Untung-Rugi Perang Dagang AS - China
Awal pekan ini, secara mendadak Presiden Amerika Serikat Donald Trump mengumumkan akan menaikkan tarif atas barang-barang China. Trump mengatakan, tarif barang senilai 200 miliar dollar AS akan meningkat menjadi 25 persen pada hari Jumat pada akhir pekan ini, dari sebelumnya 10 persen.
Sontak hal ini membuat tensi perang dagang antara AS dan China semakin meningkat. Ancaman ini menandakan adanya eskalasi baru dalam sengketa perdagangan antara dua ekonomi terbesar dunia, serta kemunduran pada proses negosiasi.
Perang tarif antara Washington dan Beijing berlangsung sejak Juli tahun lalu saat pemberlakuan tarif perdana terhadap impor China. Seiring berjalannya waktu, tambahan tarif atas impor dilakukan, dimulai dari senilai 16 miliar dollar AS pada Agustus 2018, dan 200 miliar dollar AS pada September 2019.
China telah membalas rentetan pungutan yang dikenakan pemerintahan Trump dengan sepaket tarif impor yang mereka tentukan.
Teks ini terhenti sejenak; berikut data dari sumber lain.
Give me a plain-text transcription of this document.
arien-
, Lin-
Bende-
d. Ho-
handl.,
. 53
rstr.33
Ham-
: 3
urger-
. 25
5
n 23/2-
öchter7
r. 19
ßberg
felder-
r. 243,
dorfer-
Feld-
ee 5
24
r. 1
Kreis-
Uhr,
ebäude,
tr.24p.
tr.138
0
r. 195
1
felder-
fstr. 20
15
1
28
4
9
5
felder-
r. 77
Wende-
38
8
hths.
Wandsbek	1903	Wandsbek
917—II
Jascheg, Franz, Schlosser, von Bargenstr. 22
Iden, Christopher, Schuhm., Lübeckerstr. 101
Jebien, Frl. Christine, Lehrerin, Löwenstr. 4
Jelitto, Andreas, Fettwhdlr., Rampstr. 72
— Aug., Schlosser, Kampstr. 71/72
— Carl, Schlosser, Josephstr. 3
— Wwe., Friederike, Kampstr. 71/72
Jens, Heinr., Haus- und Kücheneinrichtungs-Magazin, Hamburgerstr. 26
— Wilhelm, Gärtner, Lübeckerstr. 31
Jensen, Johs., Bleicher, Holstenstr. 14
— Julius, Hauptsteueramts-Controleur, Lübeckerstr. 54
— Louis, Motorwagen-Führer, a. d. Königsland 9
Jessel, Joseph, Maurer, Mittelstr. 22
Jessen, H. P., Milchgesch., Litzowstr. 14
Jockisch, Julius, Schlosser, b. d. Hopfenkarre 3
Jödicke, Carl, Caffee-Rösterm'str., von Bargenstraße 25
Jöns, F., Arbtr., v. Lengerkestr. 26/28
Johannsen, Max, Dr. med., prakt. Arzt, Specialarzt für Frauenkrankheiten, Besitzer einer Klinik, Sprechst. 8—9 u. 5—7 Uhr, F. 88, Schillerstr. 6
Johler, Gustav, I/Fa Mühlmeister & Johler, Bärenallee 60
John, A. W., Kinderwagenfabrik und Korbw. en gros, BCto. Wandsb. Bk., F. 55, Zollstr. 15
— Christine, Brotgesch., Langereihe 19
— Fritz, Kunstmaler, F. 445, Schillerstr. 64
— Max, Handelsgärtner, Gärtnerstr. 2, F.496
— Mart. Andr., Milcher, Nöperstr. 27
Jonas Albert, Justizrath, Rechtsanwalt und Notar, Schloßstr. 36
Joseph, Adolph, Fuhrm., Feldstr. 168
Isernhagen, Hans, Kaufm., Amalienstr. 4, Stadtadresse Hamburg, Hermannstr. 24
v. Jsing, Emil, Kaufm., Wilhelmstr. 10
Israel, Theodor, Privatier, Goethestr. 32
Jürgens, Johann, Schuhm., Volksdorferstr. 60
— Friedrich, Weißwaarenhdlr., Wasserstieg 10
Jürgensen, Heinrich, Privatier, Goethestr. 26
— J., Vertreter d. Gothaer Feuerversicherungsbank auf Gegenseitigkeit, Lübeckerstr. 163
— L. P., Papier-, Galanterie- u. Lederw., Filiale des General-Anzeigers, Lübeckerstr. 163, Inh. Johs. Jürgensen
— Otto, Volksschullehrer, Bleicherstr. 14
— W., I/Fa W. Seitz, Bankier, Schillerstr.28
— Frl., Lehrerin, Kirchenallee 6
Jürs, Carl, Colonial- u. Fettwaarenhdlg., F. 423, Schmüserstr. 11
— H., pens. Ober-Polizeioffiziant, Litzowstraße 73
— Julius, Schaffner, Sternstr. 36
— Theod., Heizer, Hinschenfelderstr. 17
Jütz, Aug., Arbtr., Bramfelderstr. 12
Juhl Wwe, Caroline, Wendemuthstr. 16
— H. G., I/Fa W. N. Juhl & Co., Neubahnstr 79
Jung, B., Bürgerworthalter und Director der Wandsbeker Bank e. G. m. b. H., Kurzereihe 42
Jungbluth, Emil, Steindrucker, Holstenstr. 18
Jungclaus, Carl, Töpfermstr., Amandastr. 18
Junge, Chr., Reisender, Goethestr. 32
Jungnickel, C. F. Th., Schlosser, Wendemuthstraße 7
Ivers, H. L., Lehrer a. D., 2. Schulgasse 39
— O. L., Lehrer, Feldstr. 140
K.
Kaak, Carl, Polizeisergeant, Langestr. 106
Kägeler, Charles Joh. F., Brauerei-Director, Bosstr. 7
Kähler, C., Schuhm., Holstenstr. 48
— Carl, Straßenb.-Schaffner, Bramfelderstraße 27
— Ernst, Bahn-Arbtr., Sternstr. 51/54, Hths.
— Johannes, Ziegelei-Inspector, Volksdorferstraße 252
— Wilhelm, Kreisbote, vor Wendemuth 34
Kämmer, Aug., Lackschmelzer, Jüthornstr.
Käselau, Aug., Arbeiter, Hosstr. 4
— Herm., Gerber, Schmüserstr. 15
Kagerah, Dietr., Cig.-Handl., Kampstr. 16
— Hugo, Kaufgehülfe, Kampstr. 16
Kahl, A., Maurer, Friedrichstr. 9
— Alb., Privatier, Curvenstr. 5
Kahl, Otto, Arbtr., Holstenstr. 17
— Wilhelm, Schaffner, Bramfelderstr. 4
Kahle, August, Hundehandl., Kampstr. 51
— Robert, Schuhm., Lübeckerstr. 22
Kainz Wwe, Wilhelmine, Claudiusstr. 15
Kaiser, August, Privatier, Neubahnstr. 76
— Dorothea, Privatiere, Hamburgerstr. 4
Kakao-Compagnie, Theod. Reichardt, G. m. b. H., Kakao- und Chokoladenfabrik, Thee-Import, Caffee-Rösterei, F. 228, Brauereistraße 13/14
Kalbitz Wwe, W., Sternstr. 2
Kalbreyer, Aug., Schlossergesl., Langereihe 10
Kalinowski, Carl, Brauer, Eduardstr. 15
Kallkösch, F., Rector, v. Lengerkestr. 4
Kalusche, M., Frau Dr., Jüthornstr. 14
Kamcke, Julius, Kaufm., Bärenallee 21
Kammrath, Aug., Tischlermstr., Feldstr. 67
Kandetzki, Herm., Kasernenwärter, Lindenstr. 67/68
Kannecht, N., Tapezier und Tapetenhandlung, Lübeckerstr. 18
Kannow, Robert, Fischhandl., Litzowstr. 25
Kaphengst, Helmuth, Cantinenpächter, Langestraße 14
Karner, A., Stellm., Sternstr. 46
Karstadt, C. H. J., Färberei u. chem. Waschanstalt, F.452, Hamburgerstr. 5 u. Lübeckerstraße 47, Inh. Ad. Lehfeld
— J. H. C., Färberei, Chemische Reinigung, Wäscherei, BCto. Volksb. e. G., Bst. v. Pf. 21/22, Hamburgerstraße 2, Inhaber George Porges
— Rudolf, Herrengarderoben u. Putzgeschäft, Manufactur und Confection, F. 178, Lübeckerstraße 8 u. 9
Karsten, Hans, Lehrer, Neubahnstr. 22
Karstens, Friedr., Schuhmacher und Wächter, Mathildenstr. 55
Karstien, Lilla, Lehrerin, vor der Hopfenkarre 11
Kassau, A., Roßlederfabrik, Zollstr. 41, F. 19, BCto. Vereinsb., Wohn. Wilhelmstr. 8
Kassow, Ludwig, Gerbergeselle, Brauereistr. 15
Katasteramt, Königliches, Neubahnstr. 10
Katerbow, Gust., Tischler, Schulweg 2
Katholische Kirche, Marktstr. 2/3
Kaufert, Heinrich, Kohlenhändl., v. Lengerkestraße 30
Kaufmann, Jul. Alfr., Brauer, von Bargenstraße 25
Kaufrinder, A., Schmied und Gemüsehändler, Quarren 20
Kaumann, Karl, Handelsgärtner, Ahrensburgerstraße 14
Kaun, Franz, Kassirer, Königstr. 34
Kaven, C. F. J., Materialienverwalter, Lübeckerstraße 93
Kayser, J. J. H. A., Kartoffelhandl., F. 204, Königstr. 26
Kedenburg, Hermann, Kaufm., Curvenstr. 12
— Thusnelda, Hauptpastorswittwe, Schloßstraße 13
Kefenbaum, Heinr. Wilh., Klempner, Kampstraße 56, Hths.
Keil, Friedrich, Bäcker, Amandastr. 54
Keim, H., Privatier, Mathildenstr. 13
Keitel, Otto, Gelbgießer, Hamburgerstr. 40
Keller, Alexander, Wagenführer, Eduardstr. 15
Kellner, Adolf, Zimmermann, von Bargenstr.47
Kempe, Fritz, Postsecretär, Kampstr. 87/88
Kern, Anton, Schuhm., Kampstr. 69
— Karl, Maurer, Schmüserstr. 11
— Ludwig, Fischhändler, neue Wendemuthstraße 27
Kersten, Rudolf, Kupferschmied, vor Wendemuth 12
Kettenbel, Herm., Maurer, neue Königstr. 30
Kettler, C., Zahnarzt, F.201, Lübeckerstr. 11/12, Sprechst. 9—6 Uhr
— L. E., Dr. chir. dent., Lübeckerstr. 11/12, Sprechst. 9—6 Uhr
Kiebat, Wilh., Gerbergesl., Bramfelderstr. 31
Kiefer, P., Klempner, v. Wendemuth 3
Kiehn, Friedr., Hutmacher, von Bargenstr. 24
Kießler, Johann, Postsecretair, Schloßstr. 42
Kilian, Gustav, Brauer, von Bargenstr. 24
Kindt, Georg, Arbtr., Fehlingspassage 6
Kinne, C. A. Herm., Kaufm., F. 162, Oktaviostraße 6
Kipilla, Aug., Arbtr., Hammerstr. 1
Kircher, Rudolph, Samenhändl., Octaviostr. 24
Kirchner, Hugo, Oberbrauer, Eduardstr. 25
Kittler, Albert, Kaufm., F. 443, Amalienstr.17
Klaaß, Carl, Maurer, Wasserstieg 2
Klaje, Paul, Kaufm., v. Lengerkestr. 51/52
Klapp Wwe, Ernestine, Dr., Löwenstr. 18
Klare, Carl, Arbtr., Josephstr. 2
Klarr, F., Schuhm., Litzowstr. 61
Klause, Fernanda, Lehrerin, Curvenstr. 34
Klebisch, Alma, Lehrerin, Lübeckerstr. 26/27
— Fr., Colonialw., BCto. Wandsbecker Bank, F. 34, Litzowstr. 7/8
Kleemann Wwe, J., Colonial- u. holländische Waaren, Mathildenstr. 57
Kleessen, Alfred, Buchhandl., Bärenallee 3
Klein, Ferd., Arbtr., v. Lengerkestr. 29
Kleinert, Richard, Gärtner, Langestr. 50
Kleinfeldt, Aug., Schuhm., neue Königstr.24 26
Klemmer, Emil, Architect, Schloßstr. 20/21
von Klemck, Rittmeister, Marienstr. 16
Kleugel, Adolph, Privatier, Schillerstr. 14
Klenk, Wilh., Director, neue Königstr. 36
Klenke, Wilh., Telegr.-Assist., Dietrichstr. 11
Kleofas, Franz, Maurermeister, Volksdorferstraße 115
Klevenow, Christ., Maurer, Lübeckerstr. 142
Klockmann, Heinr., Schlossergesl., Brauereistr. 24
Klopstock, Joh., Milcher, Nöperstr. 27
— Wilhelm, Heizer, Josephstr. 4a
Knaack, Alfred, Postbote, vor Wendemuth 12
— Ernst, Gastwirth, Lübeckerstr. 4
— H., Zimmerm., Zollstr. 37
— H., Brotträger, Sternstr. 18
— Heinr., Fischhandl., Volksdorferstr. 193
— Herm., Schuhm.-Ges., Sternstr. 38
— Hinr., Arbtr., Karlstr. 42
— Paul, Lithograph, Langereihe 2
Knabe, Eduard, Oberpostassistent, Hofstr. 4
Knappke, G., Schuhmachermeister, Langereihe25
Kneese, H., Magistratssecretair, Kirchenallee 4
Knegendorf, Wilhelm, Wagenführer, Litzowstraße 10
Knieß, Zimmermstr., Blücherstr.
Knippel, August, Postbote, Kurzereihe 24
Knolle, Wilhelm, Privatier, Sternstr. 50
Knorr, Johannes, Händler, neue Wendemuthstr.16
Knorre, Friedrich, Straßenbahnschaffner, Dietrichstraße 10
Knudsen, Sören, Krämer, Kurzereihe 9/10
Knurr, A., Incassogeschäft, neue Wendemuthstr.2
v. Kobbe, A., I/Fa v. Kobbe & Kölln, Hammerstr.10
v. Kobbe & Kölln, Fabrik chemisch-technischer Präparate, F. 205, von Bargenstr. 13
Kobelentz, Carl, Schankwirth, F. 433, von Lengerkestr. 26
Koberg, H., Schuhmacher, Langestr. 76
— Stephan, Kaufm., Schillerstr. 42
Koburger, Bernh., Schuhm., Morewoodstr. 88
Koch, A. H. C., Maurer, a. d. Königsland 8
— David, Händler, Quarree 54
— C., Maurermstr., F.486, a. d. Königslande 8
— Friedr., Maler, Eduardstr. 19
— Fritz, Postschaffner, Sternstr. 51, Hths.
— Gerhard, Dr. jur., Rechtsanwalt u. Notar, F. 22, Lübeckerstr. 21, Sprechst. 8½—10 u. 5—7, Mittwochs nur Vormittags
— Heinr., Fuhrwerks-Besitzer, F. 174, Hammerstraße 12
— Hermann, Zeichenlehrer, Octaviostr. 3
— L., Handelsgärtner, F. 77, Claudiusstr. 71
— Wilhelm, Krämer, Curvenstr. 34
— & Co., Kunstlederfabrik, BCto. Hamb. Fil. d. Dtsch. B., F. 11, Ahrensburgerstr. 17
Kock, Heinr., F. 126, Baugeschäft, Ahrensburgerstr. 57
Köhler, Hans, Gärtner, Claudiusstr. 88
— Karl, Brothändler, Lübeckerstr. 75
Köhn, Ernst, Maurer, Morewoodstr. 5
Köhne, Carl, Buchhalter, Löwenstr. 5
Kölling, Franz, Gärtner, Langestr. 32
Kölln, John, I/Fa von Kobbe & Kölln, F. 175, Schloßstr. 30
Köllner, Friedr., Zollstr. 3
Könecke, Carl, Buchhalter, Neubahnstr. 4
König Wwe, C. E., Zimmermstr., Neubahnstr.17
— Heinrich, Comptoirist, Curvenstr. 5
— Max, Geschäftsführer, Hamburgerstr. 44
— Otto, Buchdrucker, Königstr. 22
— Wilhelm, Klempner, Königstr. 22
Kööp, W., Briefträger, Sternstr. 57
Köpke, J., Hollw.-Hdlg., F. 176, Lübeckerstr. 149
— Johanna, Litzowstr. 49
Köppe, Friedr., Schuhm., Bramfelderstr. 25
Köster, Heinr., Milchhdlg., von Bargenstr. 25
Namun dalam perkembangan terakhir, Trump memancing ketegangan perdagangan dengan menegaskan pihaknya akan menambah daftar produk tambahan yang akan menjadi target tarif impor senilai 325 miliar dollar AS.
Reuters melaporkan, jika kenaikan tarif 25 persen serta penambahan target tarif diberlakukan maka seluruh pengiriman barang dari China ke AS akan dikenakan biaya cukai. Hal ini patut disayangkan karena perang tarif antara China dan AS selama setahun belakangan telah memberikan dampak siginifikan pada aktivitas perdagangan kedua negara.
Jika kenaikan tarif 25 persen serta penambahan target tarif diberlakukan maka seluruh pengiriman barang dari China ke AS akan dikenakan biaya cukai.
Data Bea Cukai China menunjukkan ekspor ke Amerika Serikat pada Maret turun 47 persen dibandingkan dengan Juni 2018, yang merupakan bulan terakhir sebelum putaran pertama pemberlakuan tarif dimulai.
Sementara itu impor dari Amerika Serikat pada Maret tercatat 17 persen lebih rendah. Secara kumulatif, pada triwulan pertama tahun ini impor China turun hampir sepertiga secara tahunan, sedangkan ekspor turun hampir sepersepuluh.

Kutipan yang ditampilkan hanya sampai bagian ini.